Шестой том настоящего Собрания сочинений объединяет литературно-публицистические произведения и дневники Бунина разных лет. В нем представлены основные, наиболее значительные литературно-критические работы Бунина. Тексты печатаются по изданию: Бунин И. А. Собрание сочинений в 9-ти томах, т. 9. М., Художественная литература, 1967. Исключение составляют дневники, тексты которых даются в основном по изданию: «Устами Буниных. Дневники Ивана Алексеевича и Веры Николаевны и другие архивные материалы, под редакцией Милицы Грин». В 3-х томах. Т. 1–3. Франкфурт-на-Майне, 1977–1982. Дневники с 1 августа по 18 января 1918 г. включительно, а также с 16/29 апреля по 14 мая 1918 года подготовлены А. К. Бабореко по автографам, хранящимся в Отделе рукописей ГБЛ (фонд 622, Н. П. Смирнова-Сокольского, картон № 3, ед. хр. 33). Отдельные фрагменты включены из бунинских дневников 1918–1919 годов («Окаянные дни». Лондон — Канада, 1984) с вкраплением фрагментов из других источников. В отдельных случаях, когда предоставлялась возможность, восстанавливаются купюры, сделанные составителем трехтомника «Устами Буниных» по книге В. Н. Муромцевой-Буниной.

К числу исключений относится также речь Бунина на юбилее газеты «Русские ведомости», текст которой дается по ЛН. В связи с публикацией большого массива дневников пришлось отказаться от ряда ценных автобиографических и литературно-критических материалов, которые были помещены в 9-м томе предыдущего собрания сочинений Бунина (в их числе записи, заметки, цикл «Происхождение моих рассказов», некоторые статьи, рецензии, а также интервью).

Построение данного тома принципиально отличается от 9-го тома Собрания сочинений Бунина в девяти томах (1965–1967). Первый раздел составляют крупные философско-публицистические и мемуарные книги: «Освобождение Толстого», «О Чехове» и главы из книги «Воспоминания»; во втором помещены бунинские дневники 1881–1953 годов; третий объединяет статьи и выступления.

Список условных сокращений

Бабореко — И. А. Бунин. Материалы для биографии. Изд. 2. М., Художественная литература, 1983.

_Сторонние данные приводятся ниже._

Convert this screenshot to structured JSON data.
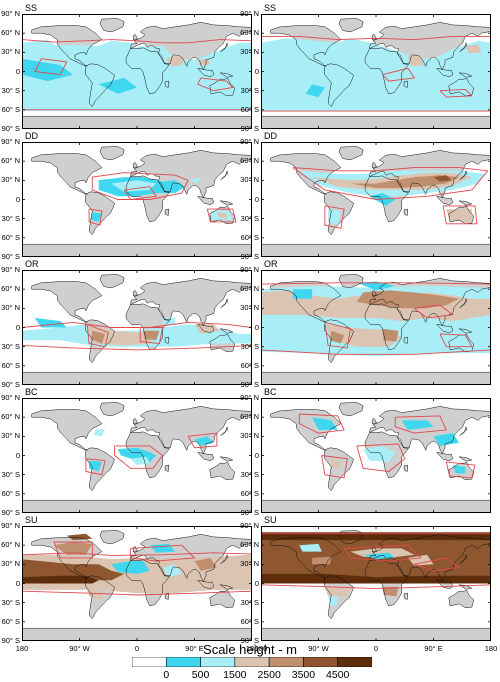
{
  "chart_data": {
    "type": "heatmap",
    "colorbar": {
      "title": "Scale height - m",
      "levels": [
        0,
        500,
        1500,
        2500,
        3500,
        4500
      ],
      "tick_labels": [
        "0",
        "500",
        "1500",
        "2500",
        "3500",
        "4500"
      ],
      "colors": [
        "#ffffff",
        "#3fd7ef",
        "#a9eef6",
        "#dcc4b2",
        "#bf8f6f",
        "#8e5730",
        "#5e2d0b"
      ]
    },
    "latitude_ticks": [
      "90° N",
      "60° N",
      "30° N",
      "0",
      "30° S",
      "60° S",
      "90° S"
    ],
    "longitude_ticks": [
      "180",
      "90° W",
      "0",
      "90° E",
      "180"
    ],
    "contour_color": "#e0474c",
    "land_color": "#cfcfcf",
    "panels": [
      {
        "title": "SS",
        "fill": "sea_salt_left"
      },
      {
        "title": "SS",
        "fill": "sea_salt_right"
      },
      {
        "title": "DD",
        "fill": "dust_left"
      },
      {
        "title": "DD",
        "fill": "dust_right"
      },
      {
        "title": "OR",
        "fill": "organic_left"
      },
      {
        "title": "OR",
        "fill": "organic_right"
      },
      {
        "title": "BC",
        "fill": "bc_left"
      },
      {
        "title": "BC",
        "fill": "bc_right"
      },
      {
        "title": "SU",
        "fill": "sulfate_left"
      },
      {
        "title": "SU",
        "fill": "sulfate_right"
      }
    ]
  }
}
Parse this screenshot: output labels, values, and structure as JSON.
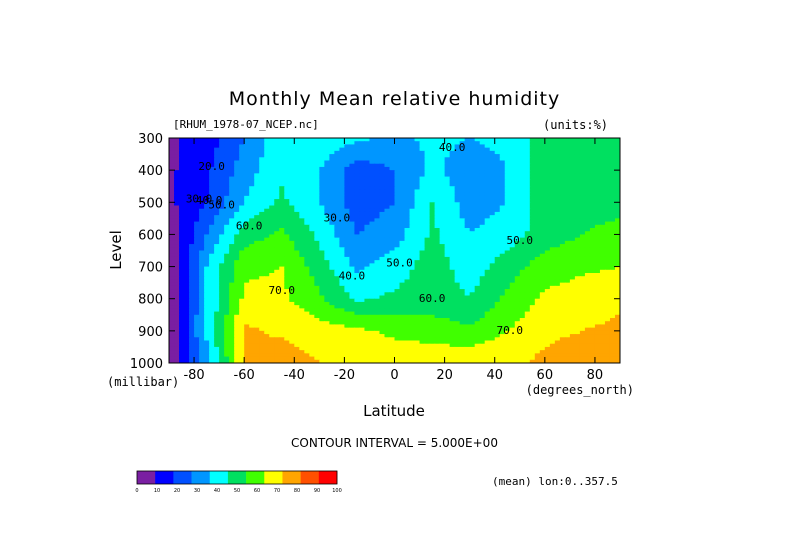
{
  "chart_data": {
    "type": "heatmap",
    "title": "Monthly Mean relative humidity",
    "dataset_label": "[RHUM_1978-07_NCEP.nc]",
    "units_label": "(units:%)",
    "xlabel": "Latitude",
    "x_units": "(degrees_north)",
    "ylabel": "Level",
    "y_units": "(millibar)",
    "x_ticks": [
      -80,
      -60,
      -40,
      -20,
      0,
      20,
      40,
      60,
      80
    ],
    "x_range": [
      -90,
      90
    ],
    "y_ticks": [
      300,
      400,
      500,
      600,
      700,
      800,
      900,
      1000
    ],
    "y_range": [
      1000,
      300
    ],
    "contour_interval_text": "CONTOUR INTERVAL = 5.000E+00",
    "average_text": "(mean) lon:0..357.5",
    "colorbar": {
      "ticks": [
        0,
        10,
        20,
        30,
        40,
        50,
        60,
        70,
        80,
        90,
        100
      ],
      "colors": [
        "#7a1fa2",
        "#0000ff",
        "#0050ff",
        "#0096ff",
        "#00ffff",
        "#00e060",
        "#40ff00",
        "#ffff00",
        "#ffa500",
        "#ff5000",
        "#ff0000"
      ]
    },
    "contour_labels": [
      {
        "text": "40.0",
        "lat": 23,
        "level": 340
      },
      {
        "text": "30.0",
        "lat": -23,
        "level": 560
      },
      {
        "text": "40.0",
        "lat": -17,
        "level": 740
      },
      {
        "text": "50.0",
        "lat": 2,
        "level": 700
      },
      {
        "text": "50.0",
        "lat": 50,
        "level": 630
      },
      {
        "text": "60.0",
        "lat": -58,
        "level": 585
      },
      {
        "text": "60.0",
        "lat": 15,
        "level": 810
      },
      {
        "text": "70.0",
        "lat": -45,
        "level": 785
      },
      {
        "text": "70.0",
        "lat": 46,
        "level": 910
      },
      {
        "text": "50.0",
        "lat": -69,
        "level": 520
      },
      {
        "text": "40.0",
        "lat": -74,
        "level": 505
      },
      {
        "text": "30.0",
        "lat": -78,
        "level": 500
      },
      {
        "text": "20.0",
        "lat": -73,
        "level": 400
      }
    ],
    "grid_lat": [
      -90,
      -75,
      -60,
      -45,
      -30,
      -15,
      0,
      15,
      30,
      45,
      60,
      75,
      90
    ],
    "grid_levels": [
      300,
      400,
      500,
      600,
      700,
      800,
      900,
      1000
    ],
    "values": [
      [
        8,
        15,
        30,
        48,
        48,
        42,
        38,
        42,
        40,
        42,
        55,
        55,
        50
      ],
      [
        8,
        18,
        35,
        48,
        40,
        25,
        30,
        42,
        35,
        40,
        55,
        55,
        52
      ],
      [
        8,
        20,
        40,
        52,
        40,
        25,
        30,
        50,
        35,
        40,
        55,
        55,
        55
      ],
      [
        0,
        30,
        55,
        62,
        48,
        30,
        35,
        52,
        40,
        45,
        55,
        60,
        65
      ],
      [
        0,
        40,
        68,
        70,
        55,
        38,
        45,
        55,
        45,
        55,
        65,
        68,
        70
      ],
      [
        0,
        40,
        72,
        72,
        62,
        48,
        52,
        55,
        50,
        62,
        72,
        75,
        78
      ],
      [
        0,
        42,
        82,
        78,
        75,
        72,
        68,
        65,
        62,
        70,
        78,
        80,
        82
      ],
      [
        0,
        35,
        80,
        86,
        80,
        78,
        76,
        78,
        78,
        78,
        82,
        85,
        90
      ]
    ]
  }
}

Воспоминания — Бунин И. А. Воспоминания. Париж, 1950.

ГБЛ — Отдел рукописей Государственной библиотеки СССР имени В. И. Ленина.

Горьковские чтения — «Горьковские чтения 1958–1959». М., 1961.

Грасский дневник — Кузнецова Галина. Грасский дневник. Вашингтон, 1967.

«Жизнь Бунина» — Муромцева-Бунина В. Н. Жизнь Бунина. Париж, 1958.

ЛН — Литературное наследство, т. 68, Чехов. М., Наука, 1960; т. 84, кн. 1–2. Иван Бунин. М., Наука, 1973.